As far as mixing it with another wine, Personally I would never attempt that. The Blueberry flavor will be lost.


----------



## Rob6578 (Oct 1, 2017)

Scooter68 said:


> It really personal taste on sweetening BUT Blueberry wine seems to be more flavorful slightly sweetened up to bring out the flavor. Not to the point of being a dessert wine but perhaps to an SG of 1.000-1.005.
> 
> Aging a blueberry wine will definitely benefit flavor as well.
> 
> As far as mixing it with another wine, Personally I would never attempt that. The Blueberry flavor will be lost.

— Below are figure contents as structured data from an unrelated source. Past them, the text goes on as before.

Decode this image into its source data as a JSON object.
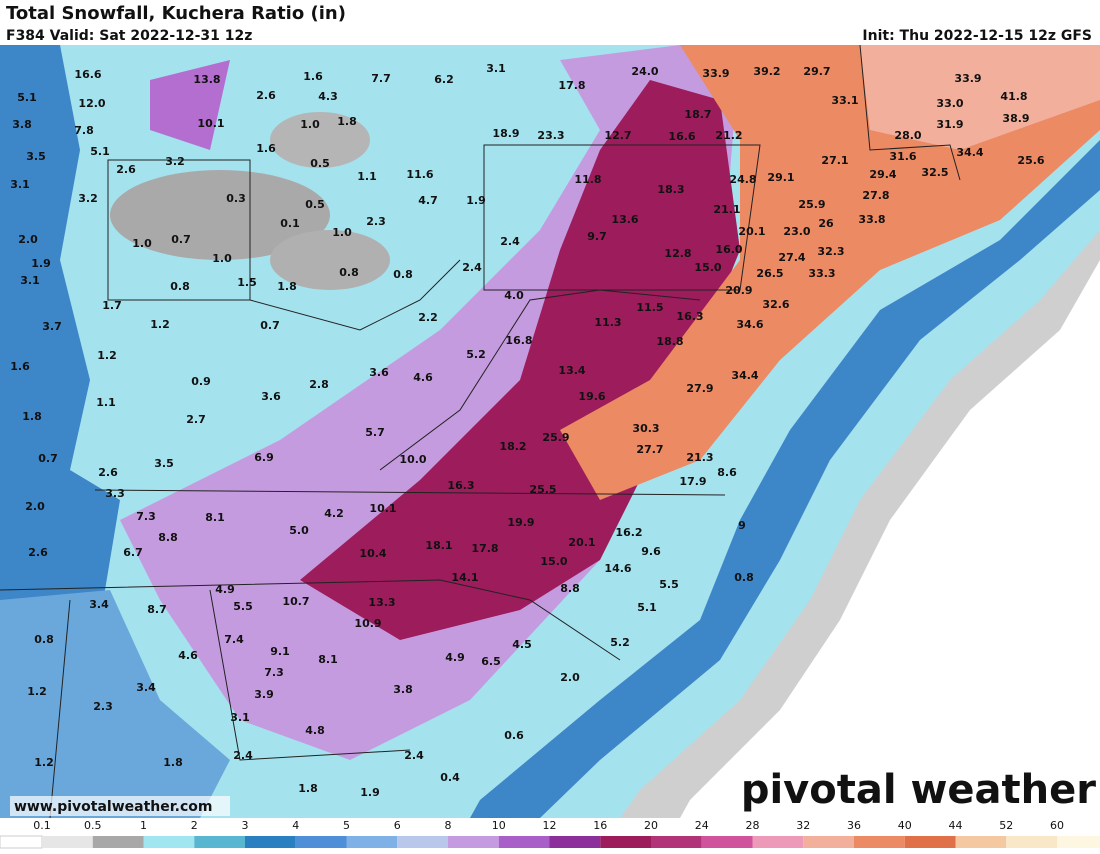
{
  "header": {
    "title": "Total Snowfall, Kuchera Ratio (in)",
    "valid": "F384 Valid: Sat 2022-12-31 12z",
    "init": "Init: Thu 2022-12-15 12z GFS"
  },
  "footer": {
    "url": "www.pivotalweather.com",
    "logo": "pivotal weather"
  },
  "colorbar": {
    "ticks": [
      "0.1",
      "0.5",
      "1",
      "2",
      "3",
      "4",
      "5",
      "6",
      "8",
      "10",
      "12",
      "16",
      "20",
      "24",
      "28",
      "32",
      "36",
      "40",
      "44",
      "52",
      "60"
    ],
    "colors": [
      "#e6e6e6",
      "#a8a8a8",
      "#a0e6f0",
      "#58b6d0",
      "#2a7fc0",
      "#4f8fd8",
      "#7fb0e6",
      "#b9c8ea",
      "#c59be0",
      "#a860c8",
      "#8c2f9a",
      "#9c1c5c",
      "#b03477",
      "#d0549b",
      "#ec9ab8",
      "#f2b09c",
      "#ec8a64",
      "#e07048",
      "#f4c8a0",
      "#f8e8c8"
    ]
  },
  "map": {
    "labels": [
      "16.6",
      "13.8",
      "1.6",
      "7.7",
      "6.2",
      "3.1",
      "24.0",
      "33.9",
      "39.2",
      "29.7",
      "33.9",
      "5.1",
      "12.0",
      "2.6",
      "4.3",
      "17.8",
      "33.1",
      "33.0",
      "41.8",
      "3.8",
      "7.8",
      "10.1",
      "1.0",
      "1.8",
      "18.7",
      "31.9",
      "38.9",
      "18.9",
      "23.3",
      "12.7",
      "16.6",
      "21.2",
      "28.0",
      "3.5",
      "5.1",
      "3.2",
      "1.6",
      "0.5",
      "27.1",
      "31.6",
      "34.4",
      "25.6",
      "2.6",
      "1.1",
      "11.6",
      "11.8",
      "18.3",
      "24.8",
      "29.1",
      "29.4",
      "32.5",
      "3.1",
      "3.2",
      "0.3",
      "0.5",
      "4.7",
      "1.9",
      "21.1",
      "25.9",
      "27.8",
      "33.8",
      "0.1",
      "2.3",
      "13.6",
      "20.1",
      "23.0",
      "26",
      "2.0",
      "1.0",
      "0.7",
      "1.0",
      "2.4",
      "9.7",
      "12.8",
      "16.0",
      "1.9",
      "1.0",
      "0.8",
      "0.8",
      "2.4",
      "15.0",
      "27.4",
      "32.3",
      "3.1",
      "0.8",
      "1.5",
      "1.8",
      "26.5",
      "33.3",
      "4.0",
      "20.9",
      "1.7",
      "11.5",
      "32.6",
      "3.7",
      "1.2",
      "0.7",
      "2.2",
      "11.3",
      "16.3",
      "34.6",
      "16.8",
      "18.8",
      "1.2",
      "5.2",
      "1.6",
      "3.6",
      "4.6",
      "13.4",
      "34.4",
      "0.9",
      "2.8",
      "27.9",
      "1.1",
      "3.6",
      "19.6",
      "1.8",
      "2.7",
      "30.3",
      "5.7",
      "25.9",
      "6.9",
      "18.2",
      "27.7",
      "21.3",
      "0.7",
      "3.5",
      "10.0",
      "8.6",
      "2.6",
      "16.3",
      "17.9",
      "3.3",
      "25.5",
      "2.0",
      "7.3",
      "8.1",
      "4.2",
      "10.1",
      "19.9",
      "5.0",
      "8.8",
      "16.2",
      "9",
      "2.6",
      "6.7",
      "10.4",
      "18.1",
      "17.8",
      "20.1",
      "9.6",
      "15.0",
      "14.6",
      "0.8",
      "4.9",
      "14.1",
      "5.5",
      "3.4",
      "8.7",
      "5.5",
      "10.7",
      "13.3",
      "8.8",
      "5.1",
      "7.4",
      "10.9",
      "0.8",
      "5.2",
      "9.1",
      "4.6",
      "8.1",
      "4.9",
      "6.5",
      "4.5",
      "7.3",
      "1.2",
      "3.4",
      "3.9",
      "3.8",
      "2.0",
      "2.3",
      "3.1",
      "4.8",
      "0.6",
      "2.4",
      "2.4",
      "1.2",
      "1.8",
      "0.4",
      "1.8",
      "1.9"
    ]
  }
}
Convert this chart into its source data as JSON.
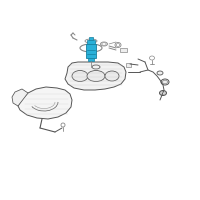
{
  "bg_color": "#ffffff",
  "highlight_color": "#2ab0d8",
  "line_color": "#555555",
  "line_color2": "#888888",
  "line_width": 0.7,
  "fig_size": [
    2.0,
    2.0
  ],
  "dpi": 100
}
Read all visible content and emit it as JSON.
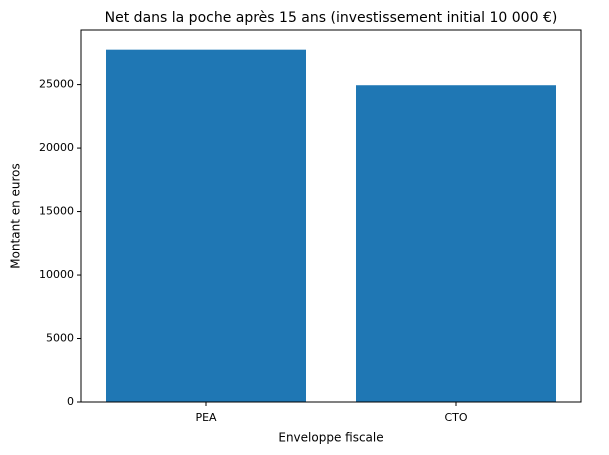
{
  "chart_data": {
    "type": "bar",
    "title": "Net dans la poche après 15 ans (investissement initial 10 000 €)",
    "x_label": "Enveloppe fiscale",
    "y_label": "Montant en euros",
    "categories": [
      "PEA",
      "CTO"
    ],
    "values": [
      27750,
      24950
    ],
    "color": "#1f77b4",
    "ylim": [
      0,
      29300
    ],
    "yticks": [
      0,
      5000,
      10000,
      15000,
      20000,
      25000
    ],
    "grid": false
  }
}
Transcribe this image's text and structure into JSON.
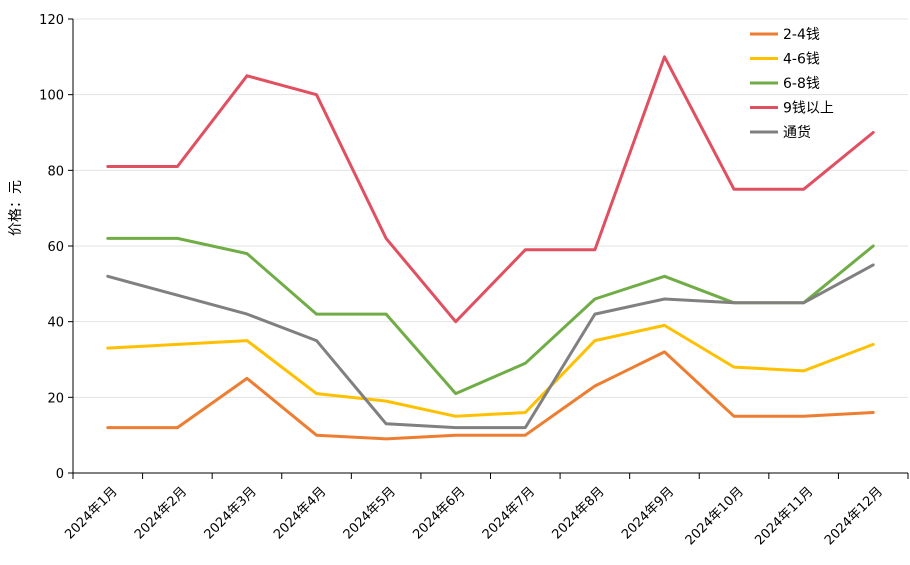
{
  "chart_data": {
    "type": "line",
    "categories": [
      "2024年1月",
      "2024年2月",
      "2024年3月",
      "2024年4月",
      "2024年5月",
      "2024年6月",
      "2024年7月",
      "2024年8月",
      "2024年9月",
      "2024年10月",
      "2024年11月",
      "2024年12月"
    ],
    "ylabel": "价格：元",
    "ylim": [
      0,
      120
    ],
    "yticks": [
      0,
      20,
      40,
      60,
      80,
      100,
      120
    ],
    "grid": true,
    "legend_position": "top-right",
    "series": [
      {
        "name": "2-4钱",
        "color": "#ED7D31",
        "values": [
          12,
          12,
          25,
          10,
          9,
          10,
          10,
          23,
          32,
          15,
          15,
          16
        ]
      },
      {
        "name": "4-6钱",
        "color": "#FFC000",
        "values": [
          33,
          34,
          35,
          21,
          19,
          15,
          16,
          35,
          39,
          28,
          27,
          34
        ]
      },
      {
        "name": "6-8钱",
        "color": "#70AD47",
        "values": [
          62,
          62,
          58,
          42,
          42,
          21,
          29,
          46,
          52,
          45,
          45,
          60
        ]
      },
      {
        "name": "9钱以上",
        "color": "#E05060",
        "values": [
          81,
          81,
          105,
          100,
          62,
          40,
          59,
          59,
          110,
          75,
          75,
          90
        ]
      },
      {
        "name": "通货",
        "color": "#808080",
        "values": [
          52,
          47,
          42,
          35,
          13,
          12,
          12,
          42,
          46,
          45,
          45,
          55
        ]
      }
    ]
  }
}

Ok I think I'll hold off on mixing them for now thanks, last night i did take a glass and sweetened just a bit and it tasted great didn't take much either so I might do just a pinch of sweat then age it.


----------



## Rob6578 (Oct 1, 2017)

Ok I think I'll hold off on mixing them for now thanks, last night i did take a glass and sweetened just a bit and it tasted great didn't take much either so I might do just a pinch of sweat then age it.


----------



## Scooter68 (Oct 1, 2017)

Not sweat noooo! 


_
(Don't you hate it when those fingers don't behave. And even worse when someone harasses you about it.)_
Glad you got it where you wanted it,.


----------



## Rob6578 (Oct 1, 2017)

Scooter68 said:


> Not sweat noooo!


Back sweeten lol


----------